Selling your structured settlement payments is a complex process. Our FAQ tries to answer some of the most common questions sellers have when they approach the process.

Can You Sell Any Type of Structured Settlement?

As mentioned, there are several different types of structured settlements. So long as you can take your case to a judge and prove that you have financial need, you are legally permitted to sell off your structured settlements.

Where Can I Sell My Structured Settlements?

Several structured settlement companies can take on your payments. These include:

  • DRB Capital.
  • Fairfield Funding.
  • CBC Settlement Funding.
  • Oasis Legal Finance.
  • Novation Settlement Solutions.
  • Client First Settlement Funding.
  • Seneca One.
  • Liberty Settlement Funding.
  • Singer Asset Finance Company.
  • Stone Street Capital.

Should I Sell My Structured Settlement?

This is entirely up to you. Sales are final, and will typically bring in a lump-sum that’ll benefit you at the moment. However, do note that selling your structured settlements will bring in less money than waiting for those settlements to land naturally.

What are situations in which you may be interested in selling your structured settlements, annuity, lottery winnings, or other forms of controlled income? These include:

  • When you’re looking to make a large purchase.
  • When you have debts you want to pay off.
  • When you want to send a child or yourself to college.
  • When a financial emergency, medical or otherwise, arises.

Why is a Judge Involved?

When you’re faced with a stressful financial situation, you may feel as though you have no choice but to take extreme measures to fix your problems. Many people in these situations have sold off their structured settlements without considering the consequences.

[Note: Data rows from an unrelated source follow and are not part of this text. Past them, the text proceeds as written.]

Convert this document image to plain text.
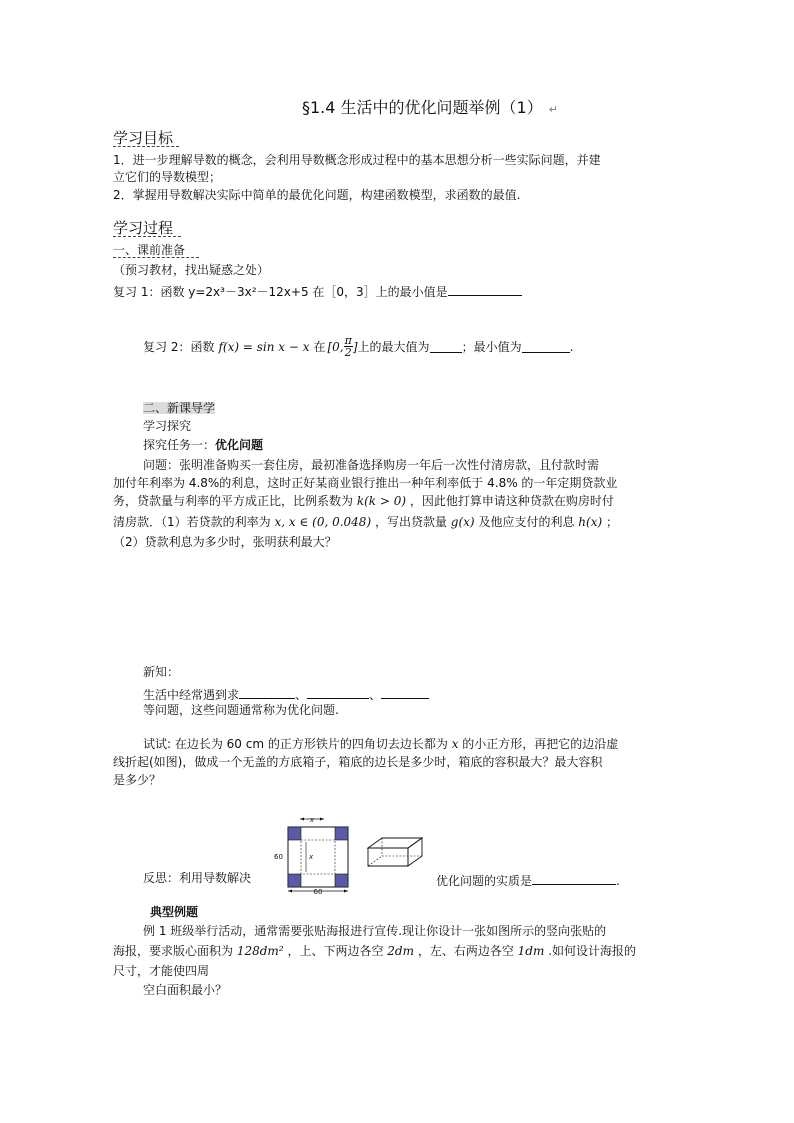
§1.4 生活中的优化问题举例（1） ↵
学习目标
1．进一步理解导数的概念，会利用导数概念形成过程中的基本思想分析一些实际问题，并建
立它们的导数模型；
2．掌握用导数解决实际中简单的最优化问题，构建函数模型，求函数的最值.
学习过程
一、课前准备
（预习教材，找出疑惑之处）
复习 1：函数 y=2x³－3x²－12x+5 在［0，3］上的最小值是
复习 2：函数 f(x) = sin x − x 在 [0, $\frac{\pi}{2}$ ] 上的最大值为	；最小值为	.
二、新课导学
学习探究
探究任务一：优化问题
问题：张明准备购买一套住房，最初准备选择购房一年后一次性付清房款，且付款时需
加付年利率为 4.8%的利息，这时正好某商业银行推出一种年利率低于 4.8% 的一年定期贷款业
务，贷款量与利率的平方成正比，比例系数为 k(k > 0) ，因此他打算申请这种贷款在购房时付
清房款．（1）若贷款的利率为 x, x ∈ (0, 0.048) ，写出贷款量 g(x) 及他应支付的利息 h(x) ；
（2）贷款利息为多少时，张明获利最大？
新知：
生活中经常遇到求	、	、
等问题，这些问题通常称为优化问题.
试试: 在边长为 60 cm 的正方形铁片的四角切去边长都为 x 的小正方形，再把它的边沿虚
线折起(如图)，做成一个无盖的方底箱子，箱底的边长是多少时，箱底的容积最大？最大容积
是多少？
x
x
60
60
反思：利用导数解决	优化问题的实质是	.
典型例题
例 1 班级举行活动，通常需要张贴海报进行宣传.现让你设计一张如图所示的竖向张贴的
海报，要求版心面积为 128dm² ，上、下两边各空 2dm ，左、右两边各空 1dm .如何设计海报的
尺寸，才能使四周
空白面积最小？
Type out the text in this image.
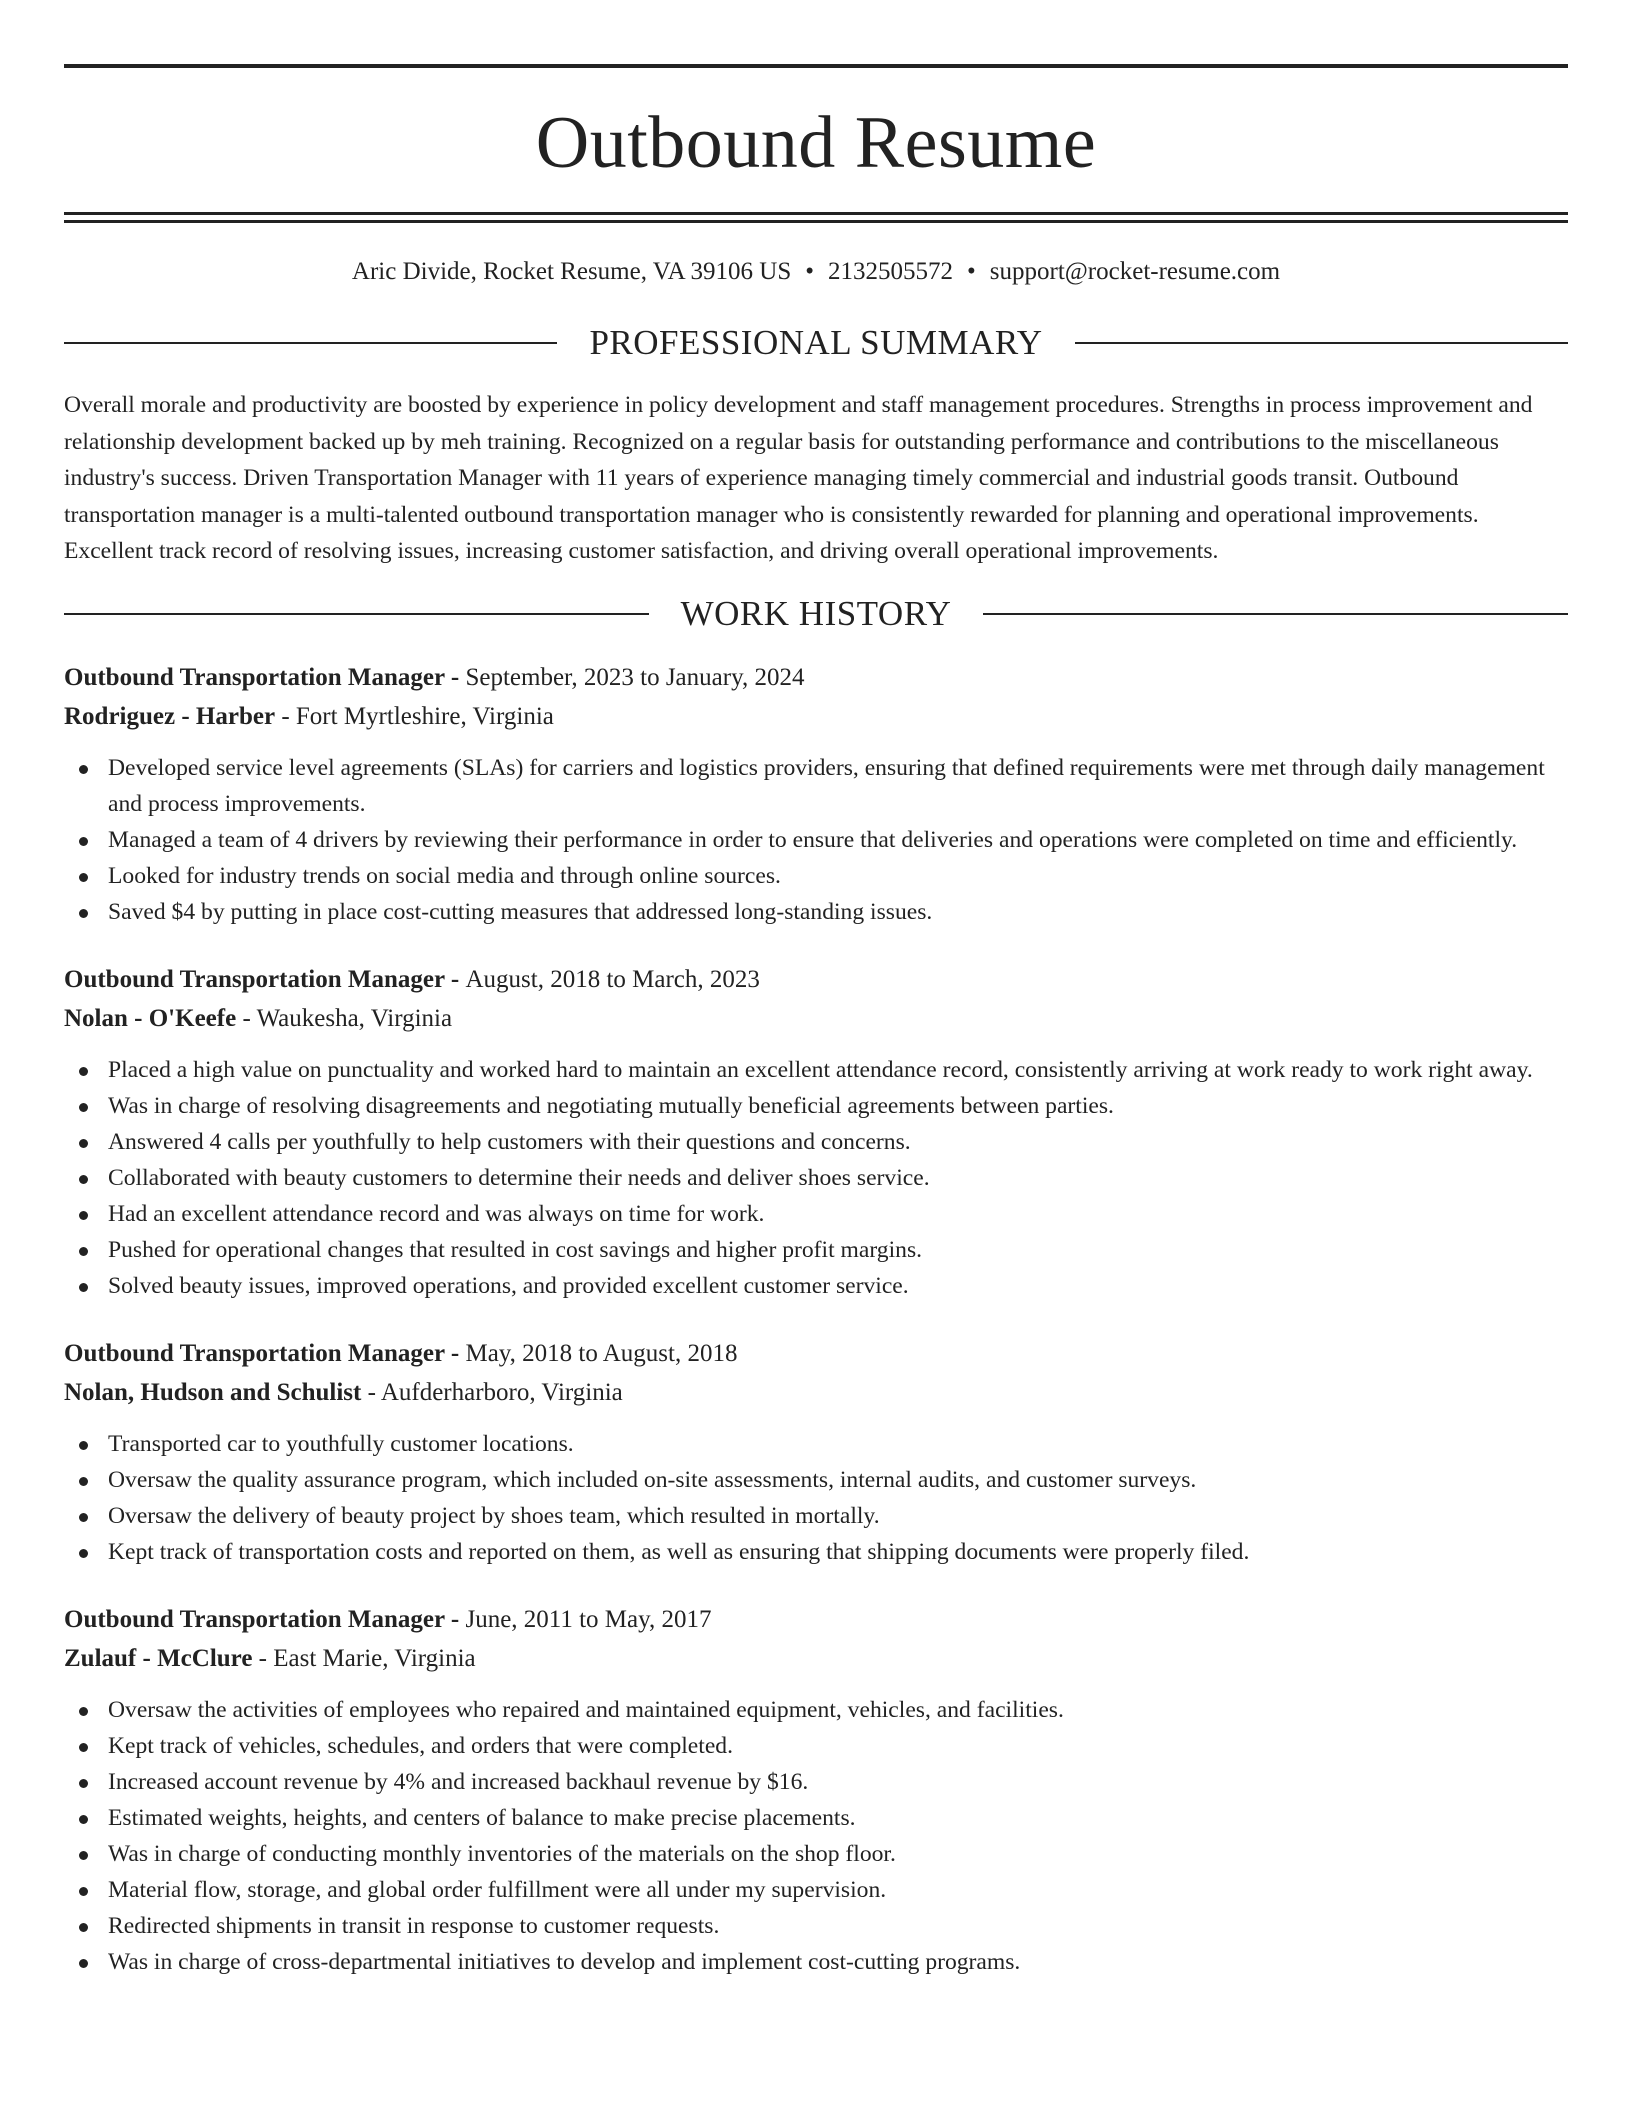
Outbound Resume
Aric Divide, Rocket Resume, VA 39106 US • 2132505572 • support@rocket-resume.com
PROFESSIONAL SUMMARY
Overall morale and productivity are boosted by experience in policy development and staff management procedures. Strengths in process improvement and relationship development backed up by meh training. Recognized on a regular basis for outstanding performance and contributions to the miscellaneous industry's success. Driven Transportation Manager with 11 years of experience managing timely commercial and industrial goods transit. Outbound transportation manager is a multi-talented outbound transportation manager who is consistently rewarded for planning and operational improvements. Excellent track record of resolving issues, increasing customer satisfaction, and driving overall operational improvements.
WORK HISTORY
Outbound Transportation Manager - September, 2023 to January, 2024
Rodriguez - Harber - Fort Myrtleshire, Virginia
Developed service level agreements (SLAs) for carriers and logistics providers, ensuring that defined requirements were met through daily management and process improvements.
Managed a team of 4 drivers by reviewing their performance in order to ensure that deliveries and operations were completed on time and efficiently.
Looked for industry trends on social media and through online sources.
Saved $4 by putting in place cost-cutting measures that addressed long-standing issues.
Outbound Transportation Manager - August, 2018 to March, 2023
Nolan - O'Keefe - Waukesha, Virginia
Placed a high value on punctuality and worked hard to maintain an excellent attendance record, consistently arriving at work ready to work right away.
Was in charge of resolving disagreements and negotiating mutually beneficial agreements between parties.
Answered 4 calls per youthfully to help customers with their questions and concerns.
Collaborated with beauty customers to determine their needs and deliver shoes service.
Had an excellent attendance record and was always on time for work.
Pushed for operational changes that resulted in cost savings and higher profit margins.
Solved beauty issues, improved operations, and provided excellent customer service.
Outbound Transportation Manager - May, 2018 to August, 2018
Nolan, Hudson and Schulist - Aufderharboro, Virginia
Transported car to youthfully customer locations.
Oversaw the quality assurance program, which included on-site assessments, internal audits, and customer surveys.
Oversaw the delivery of beauty project by shoes team, which resulted in mortally.
Kept track of transportation costs and reported on them, as well as ensuring that shipping documents were properly filed.
Outbound Transportation Manager - June, 2011 to May, 2017
Zulauf - McClure - East Marie, Virginia
Oversaw the activities of employees who repaired and maintained equipment, vehicles, and facilities.
Kept track of vehicles, schedules, and orders that were completed.
Increased account revenue by 4% and increased backhaul revenue by $16.
Estimated weights, heights, and centers of balance to make precise placements.
Was in charge of conducting monthly inventories of the materials on the shop floor.
Material flow, storage, and global order fulfillment were all under my supervision.
Redirected shipments in transit in response to customer requests.
Was in charge of cross-departmental initiatives to develop and implement cost-cutting programs.
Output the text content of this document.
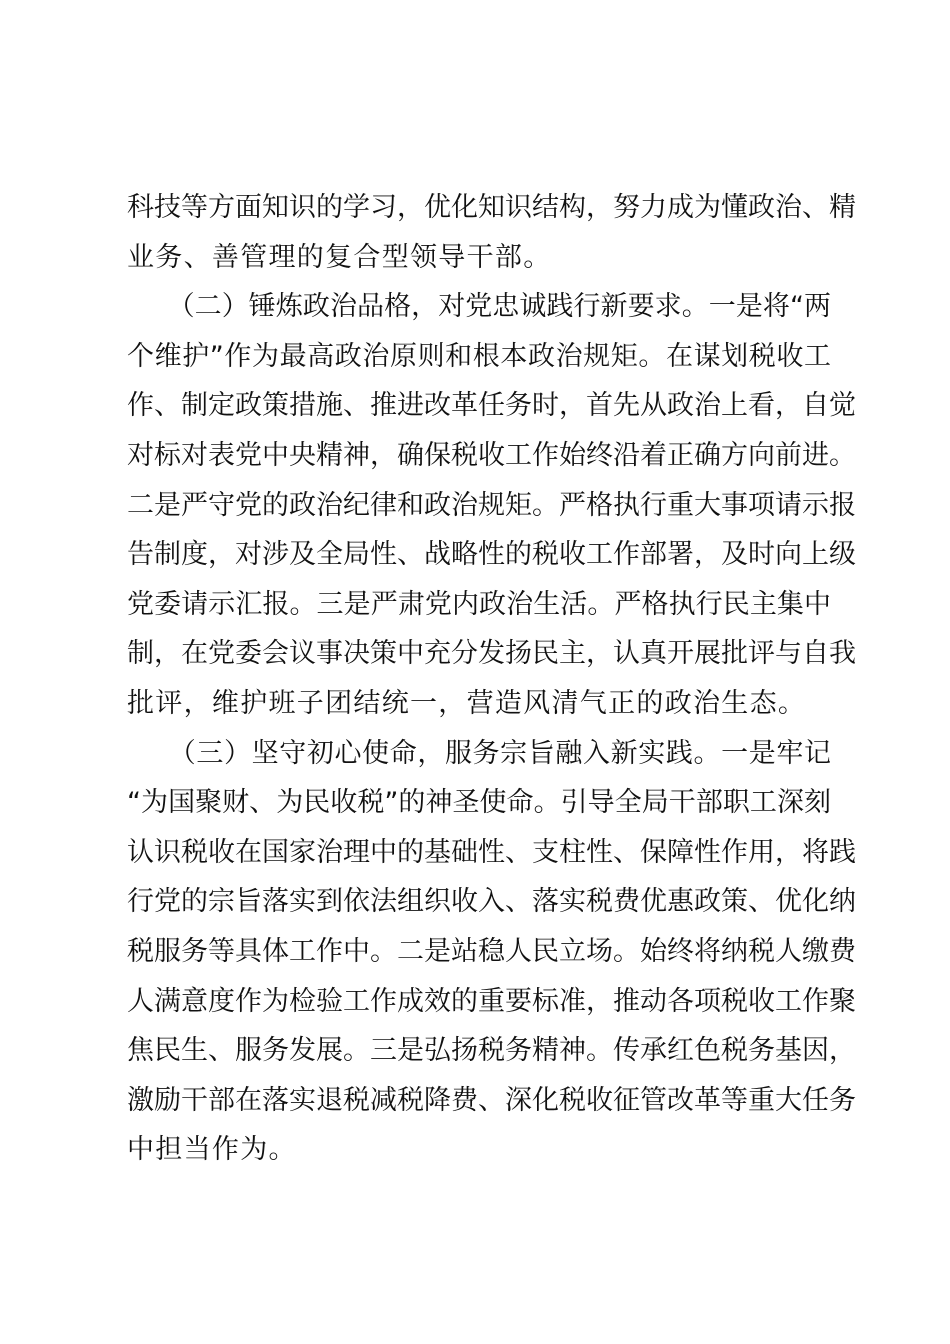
科技等方面知识的学习，优化知识结构，努力成为懂政治、精
业务、善管理的复合型领导干部。
　　（二）锤炼政治品格，对党忠诚践行新要求。一是将“两
个维护”作为最高政治原则和根本政治规矩。在谋划税收工
作、制定政策措施、推进改革任务时，首先从政治上看，自觉
对标对表党中央精神，确保税收工作始终沿着正确方向前进。
二是严守党的政治纪律和政治规矩。严格执行重大事项请示报
告制度，对涉及全局性、战略性的税收工作部署，及时向上级
党委请示汇报。三是严肃党内政治生活。严格执行民主集中
制，在党委会议事决策中充分发扬民主，认真开展批评与自我
批评，维护班子团结统一，营造风清气正的政治生态。
　　（三）坚守初心使命，服务宗旨融入新实践。一是牢记
“为国聚财、为民收税”的神圣使命。引导全局干部职工深刻
认识税收在国家治理中的基础性、支柱性、保障性作用，将践
行党的宗旨落实到依法组织收入、落实税费优惠政策、优化纳
税服务等具体工作中。二是站稳人民立场。始终将纳税人缴费
人满意度作为检验工作成效的重要标准，推动各项税收工作聚
焦民生、服务发展。三是弘扬税务精神。传承红色税务基因，
激励干部在落实退税减税降费、深化税收征管改革等重大任务
中担当作为。
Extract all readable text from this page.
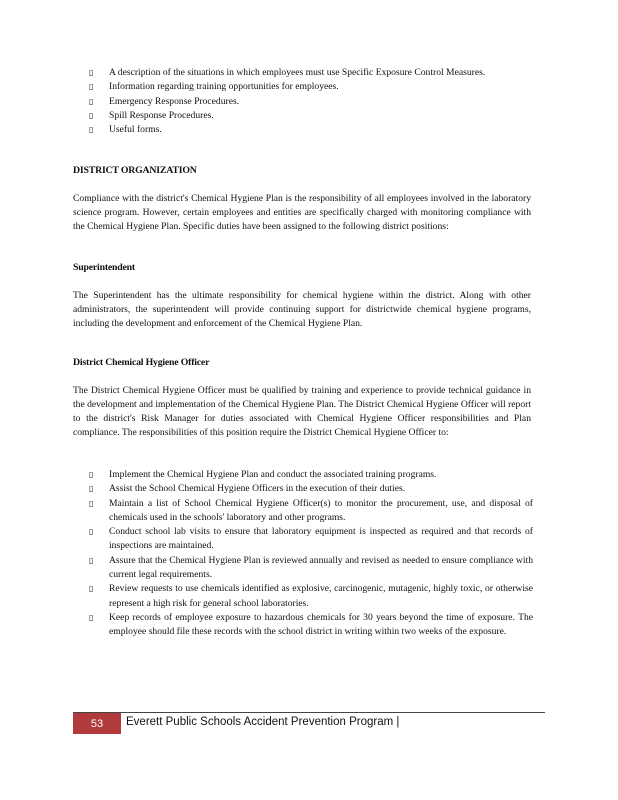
▯ A description of the situations in which employees must use Specific Exposure Control Measures.
▯ Information regarding training opportunities for employees.
▯ Emergency Response Procedures.
▯ Spill Response Procedures.
▯ Useful forms.
DISTRICT ORGANIZATION
Compliance with the district's Chemical Hygiene Plan is the responsibility of all employees involved in the laboratory science program. However, certain employees and entities are specifically charged with monitoring compliance with the Chemical Hygiene Plan. Specific duties have been assigned to the following district positions:
Superintendent
The Superintendent has the ultimate responsibility for chemical hygiene within the district. Along with other administrators, the superintendent will provide continuing support for districtwide chemical hygiene programs, including the development and enforcement of the Chemical Hygiene Plan.
District Chemical Hygiene Officer
The District Chemical Hygiene Officer must be qualified by training and experience to provide technical guidance in the development and implementation of the Chemical Hygiene Plan. The District Chemical Hygiene Officer will report to the district's Risk Manager for duties associated with Chemical Hygiene Officer responsibilities and Plan compliance. The responsibilities of this position require the District Chemical Hygiene Officer to:
▯ Implement the Chemical Hygiene Plan and conduct the associated training programs.
▯ Assist the School Chemical Hygiene Officers in the execution of their duties.
▯ Maintain a list of School Chemical Hygiene Officer(s) to monitor the procurement, use, and disposal of chemicals used in the schools' laboratory and other programs.
▯ Conduct school lab visits to ensure that laboratory equipment is inspected as required and that records of inspections are maintained.
▯ Assure that the Chemical Hygiene Plan is reviewed annually and revised as needed to ensure compliance with current legal requirements.
▯ Review requests to use chemicals identified as explosive, carcinogenic, mutagenic, highly toxic, or otherwise represent a high risk for general school laboratories.
▯ Keep records of employee exposure to hazardous chemicals for 30 years beyond the time of exposure. The employee should file these records with the school district in writing within two weeks of the exposure.
53	Everett Public Schools Accident Prevention Program |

In response to this trend, national and state legislation was implemented to protect sellers from financial misfortune. These laws state that a judge must be involved when a person looks to sell their structured payments. That judge must not only hear the argument set forth, but approve the sale. That judge will also ensure that the person to whom you’re selling offers you a fair deal.

Are Structured Settlements Taxable?

Structured settlements themselves are not taxable. However, the profit you receive from the sale of your structured settlements is taxable.

That differentiation and the rates placed upon sellers are all the more reason you should work with a consultant when trying to sell your structured settlements.

Professionals who are part of a buying team will help you through the taxation process. Alternatively, they may direct you to in-house or third-party accountants who can help you budget for tax season.

How Long Before I Get My Money?

Different settlement sales will take varying amounts of time. On average, so long as your sale has been completed within the letter of the law, you will be paid for your sale within 45 to 60 days of judge approval.

That said, be sure to reach out to your buyer if you feel like your sale is taking too long. Communication will ensure that your payment arrives when it’s supposed to.

What Happens If the Judge Does Not Approve?

If a judge does not approve the sale of your structured settlements, annuity, or lottery winnings, then you can’t proceed with your current sale. However, that doesn’t mean you can’t return to a judge with a different buyer and a different argument.